St. Paul here juxtaposes the works of the flesh and the fruit of the Spirit in Galatians chapter five. St. Paul does not juxtapose “good Christian theology” and “bad Christian theology.” True, the works of the flesh stand in opposition to the fruit of the Spirit, but the use here connects to St. Paul’s warning in verse 21 that those who “do such things will not inherit the kingdom of God.” Those who practice the fruit of the Spirit and flee the works of the flesh belong to Christ and will inherit the kingdom of God. St. Paul confirms this in verses 24 and 25.

And those who belong to Christ Jesus have crucified the flesh with its passions and desires.

If we live by the Spirit, let us also keep in step with the Spirit.
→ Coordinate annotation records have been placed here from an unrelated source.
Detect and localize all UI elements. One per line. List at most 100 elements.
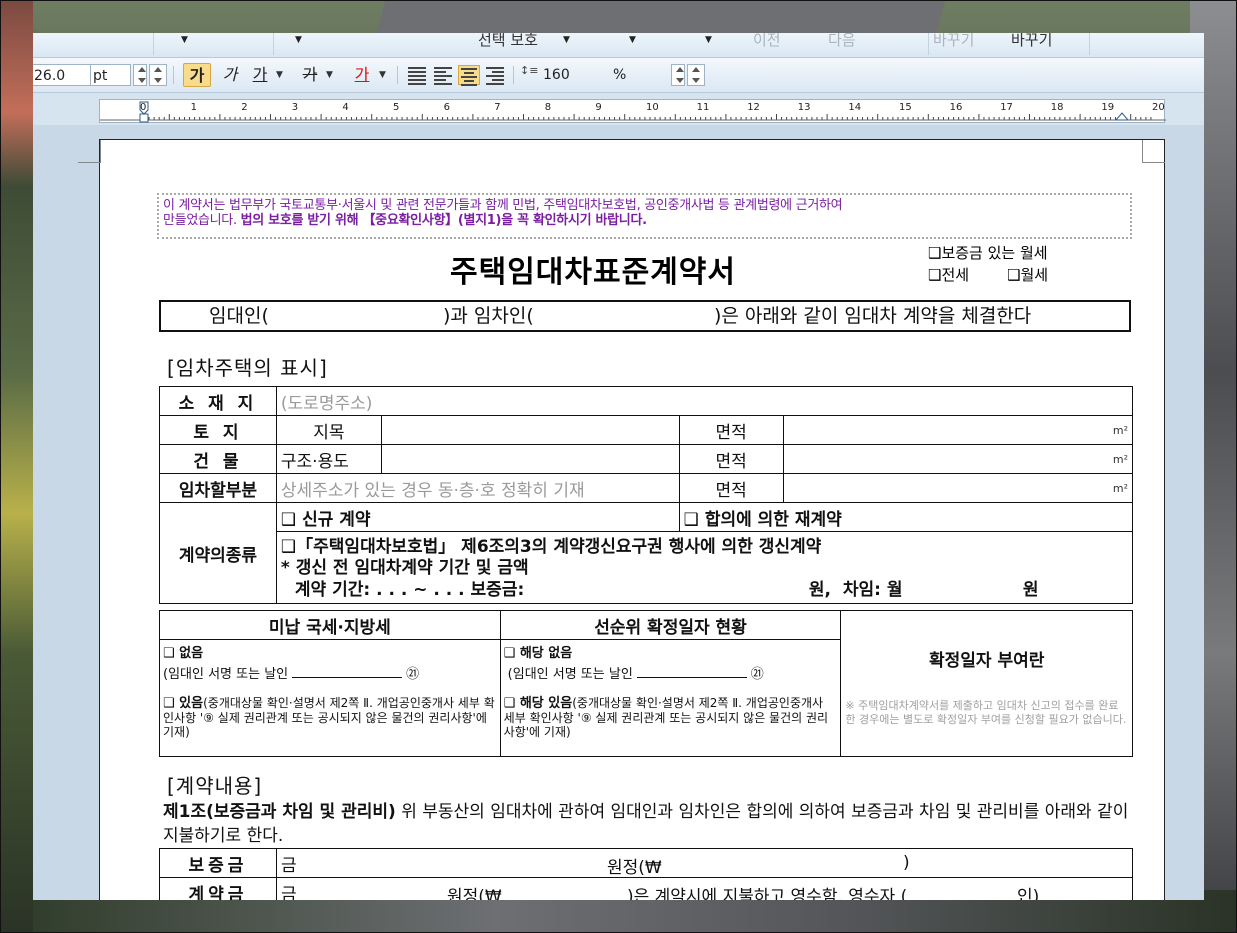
toolbar-cell	[928, 33, 1090, 55]
unpaid-tax-cell: ❑ 없음 (임대인 서명 또는 날인 ㉑ ❑ 있음(중개대상물 확인·설명서 제2…	[159, 639, 501, 757]
selection-protect-button[interactable]: 선택 보호	[478, 33, 538, 50]
article-1-heading: 제1조(보증금과 차임 및 관리비)	[163, 802, 396, 822]
line-spacing-icon: ↕≡	[520, 64, 539, 77]
location-label: 소 재 지	[159, 386, 277, 416]
document-canvas: 이 계약서는 법무부가 국토교통부·서울시 및 관련 전문가들과 함께 민법, …	[33, 125, 1204, 900]
ruler-number: 12	[747, 102, 760, 113]
line-spacing-dropdown[interactable]	[671, 64, 685, 86]
dropdown-arrow-icon[interactable]: ▼	[705, 35, 712, 45]
deposit-label: 보증금	[159, 848, 277, 878]
notice-important: 법의 보호를 받기 위해 【중요확인사항】(별지1)을 꼭 확인하시기 바랍니다…	[240, 213, 647, 228]
priority-none-checkbox[interactable]: ❑ 해당 없음	[504, 642, 838, 661]
top-toolbar: ▼ ▼ 선택 보호 ▼ ▼ ▼ 이전 다음 바꾸기 바꾸기	[33, 33, 1204, 58]
deposit-field[interactable]: 금 원정(₩ )	[275, 848, 1134, 878]
ruler-number: 5	[393, 102, 400, 113]
priority-exists-checkbox[interactable]: ❑ 해당 있음	[504, 696, 573, 711]
ruler-number: 9	[595, 102, 602, 113]
leased-part-field[interactable]: 상세주소가 있는 경우 동·층·호 정확히 기재	[275, 473, 680, 503]
renewal-checkbox[interactable]: ❑「주택임대차보호법」 제6조의3의 계약갱신요구권 행사에 의한 갱신계약	[275, 531, 1134, 557]
new-contract-checkbox[interactable]: ❑ 신규 계약	[275, 502, 680, 532]
lessor-label: 임대인(	[209, 305, 269, 327]
structure-use-field[interactable]	[380, 444, 680, 474]
parties-line: 임대인( )과 임차인( )은 아래와 같이 임대차 계약을 체결한다	[159, 300, 1131, 332]
tax-exists-checkbox[interactable]: ❑ 있음	[163, 696, 203, 711]
legal-notice-box: 이 계약서는 법무부가 국토교통부·서울시 및 관련 전문가들과 함께 민법, …	[157, 193, 1132, 239]
option-monthly[interactable]: ❑월세	[1007, 266, 1048, 284]
strikethrough-dropdown-icon[interactable]: ▼	[326, 64, 333, 86]
priority-date-header: 선순위 확정일자 현황	[499, 610, 842, 640]
font-color-button[interactable]: 가	[349, 63, 375, 87]
underline-dropdown-icon[interactable]: ▼	[276, 64, 283, 86]
line-spacing-input[interactable]: 160	[541, 64, 601, 86]
ruler-number: 14	[848, 102, 862, 113]
payment-table: 보증금 금 원정(₩ ) 계약금 금 원정(₩ )은 계약시에 지불하고 영수함…	[159, 848, 1134, 900]
land-area-field[interactable]: m²	[782, 415, 1134, 445]
renewal-won: 원,	[808, 580, 832, 600]
tax-priority-table: 미납 국세·지방세 선순위 확정일자 현황 확정일자 부여란 ※ 주택임대차계약…	[159, 610, 1133, 757]
unit-dropdown-arrow[interactable]	[133, 64, 147, 86]
confirm-date-box: 확정일자 부여란 ※ 주택임대차계약서를 제출하고 임대차 신고의 접수를 완료…	[840, 610, 1133, 757]
tax-none-checkbox[interactable]: ❑ 없음	[163, 642, 497, 661]
underline-button[interactable]: 가	[247, 63, 273, 87]
lessee-label: )과 임차인(	[443, 305, 534, 327]
font-size-input[interactable]: 26.0	[33, 64, 91, 86]
renewal-rent[interactable]: 차임: 월	[843, 579, 903, 601]
next-button[interactable]: 다음	[828, 33, 856, 50]
leased-area-field[interactable]: m²	[782, 473, 1134, 503]
font-size-spinner[interactable]	[149, 64, 167, 86]
building-area-field[interactable]: m²	[782, 444, 1134, 474]
structure-use-label: 구조·용도	[275, 444, 382, 474]
unpaid-tax-header: 미납 국세·지방세	[159, 610, 501, 640]
option-deposit-monthly[interactable]: ❑보증금 있는 월세	[928, 242, 1048, 264]
option-jeonse[interactable]: ❑전세	[928, 266, 969, 284]
land-category-field[interactable]	[380, 415, 680, 445]
dropdown-arrow-icon[interactable]: ▼	[629, 35, 636, 45]
ruler-number: 19	[1101, 102, 1115, 113]
align-right-icon[interactable]	[484, 65, 506, 85]
seal-mark: ㉑	[750, 667, 764, 682]
land-category-label: 지목	[275, 415, 382, 445]
confirm-date-note: ※ 주택임대차계약서를 제출하고 임대차 신고의 접수를 완료한 경우에는 별도…	[845, 699, 1127, 726]
strikethrough-button[interactable]: 가	[297, 63, 323, 87]
dropdown-arrow-icon[interactable]: ▼	[295, 35, 302, 45]
ruler-number: 2	[241, 102, 248, 113]
line-spacing-unit: %	[613, 67, 627, 83]
section-property-heading: [임차주택의 표시]	[167, 356, 328, 380]
priority-date-cell: ❑ 해당 없음 (임대인 서명 또는 날인 ㉑ ❑ 해당 있음(중개대상물 확인·…	[499, 639, 842, 757]
section-contract-heading: [계약내용]	[167, 774, 263, 798]
seal-mark: ㉑	[406, 667, 420, 682]
ruler-number: 15	[899, 102, 912, 113]
font-color-dropdown-icon[interactable]: ▼	[379, 64, 386, 86]
contract-type-options: ❑보증금 있는 월세 ❑전세 ❑월세	[928, 242, 1048, 286]
align-justify-icon[interactable]	[406, 65, 428, 85]
ruler-number: 4	[342, 102, 349, 113]
property-table: 소 재 지 (도로명주소) 토 지 지목 면적 m² 건 물 구조·용도 면적 …	[159, 386, 1134, 604]
location-field[interactable]: (도로명주소)	[275, 386, 1134, 416]
toolbar-cell[interactable]	[153, 33, 274, 55]
align-center-icon[interactable]	[458, 65, 480, 86]
word-processor-window: ▼ ▼ 선택 보호 ▼ ▼ ▼ 이전 다음 바꾸기 바꾸기 26.0 pt 가 …	[33, 33, 1204, 900]
ruler-number: 16	[949, 102, 963, 113]
align-left-icon[interactable]	[432, 65, 454, 85]
notice-line-1: 이 계약서는 법무부가 국토교통부·서울시 및 관련 전문가들과 함께 민법, …	[163, 198, 843, 213]
land-label: 토 지	[159, 415, 277, 445]
font-unit-select[interactable]: pt	[91, 64, 131, 86]
ruler-number: 6	[443, 102, 450, 113]
leased-area-label: 면적	[678, 473, 784, 503]
toolbar-cell[interactable]	[33, 33, 154, 55]
line-spacing-spinner[interactable]	[687, 64, 705, 86]
ruler-number: 3	[291, 102, 299, 113]
prev-button[interactable]: 이전	[753, 33, 781, 50]
bold-button[interactable]: 가	[183, 63, 211, 87]
land-area-label: 면적	[678, 415, 784, 445]
dropdown-arrow-icon[interactable]: ▼	[563, 35, 570, 45]
renewal-period[interactable]: 계약 기간: . . . ~ . . . 보증금:	[295, 580, 524, 600]
italic-button[interactable]: 가	[217, 63, 243, 87]
document-page[interactable]: 이 계약서는 법무부가 국토교통부·서울시 및 관련 전문가들과 함께 민법, …	[78, 139, 1165, 900]
ruler-number: 13	[797, 102, 811, 113]
notice-line-2: 만들었습니다.	[163, 213, 237, 228]
horizontal-ruler[interactable]: 0 1 2 3 4 5 6 7 8 9 10 11 12 13 14 15 16 17 18 19 20	[99, 99, 1166, 123]
confirm-date-title: 확정일자 부여란	[928, 651, 1045, 671]
down-payment-field[interactable]: 금 원정(₩ )은 계약시에 지불하고 영수함. 영수자 ( 인)	[275, 877, 1134, 900]
recontract-checkbox[interactable]: ❑ 합의에 의한 재계약	[678, 502, 1134, 532]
Furthermore, St. Paul’s list of sexual sins “and things like these” include homosexual acts, so according to Matthew’s definition of “bad Christian theology, St. Paul too is guilty. I mean, he does not agree with Matthew on sexual sins (Romans 1:26–27), so his views are harmful and therefore bad.

Truly Bad Christian Theology

In conclusion, Matthew Ditsefino’s uses “bad Christian theology” to point out the “bad Christian theology” of others. Now, I cannot comment on whether those who Matthew criticizes hold to “bad Christian theology” or not using Matthew’s faulty method. As a Roman Catholic, I agree that “bad Christian theology” exist within the Russian Orthodox and Protestant Evangelical traditions. I also hold that people like Locke and Putin act contrary to those traditions. This does not mean that their respective traditions have “bad Christian theology.” It means that to act contrary to one’s tradition does not then make that tradition “bad.” That person is bad, not the tradition their action go against.

A more honest approach from Matthew would be to state upfront that all “bad Christian theology” is any theology he disagrees with. We can then work from that definition and analyze his theological positions to determine what is and is not “bad Christian theology” or what is or is not actual Christian theology in the first place.

I welcome any feedback from Matthew. Let’s have a productive dialogue.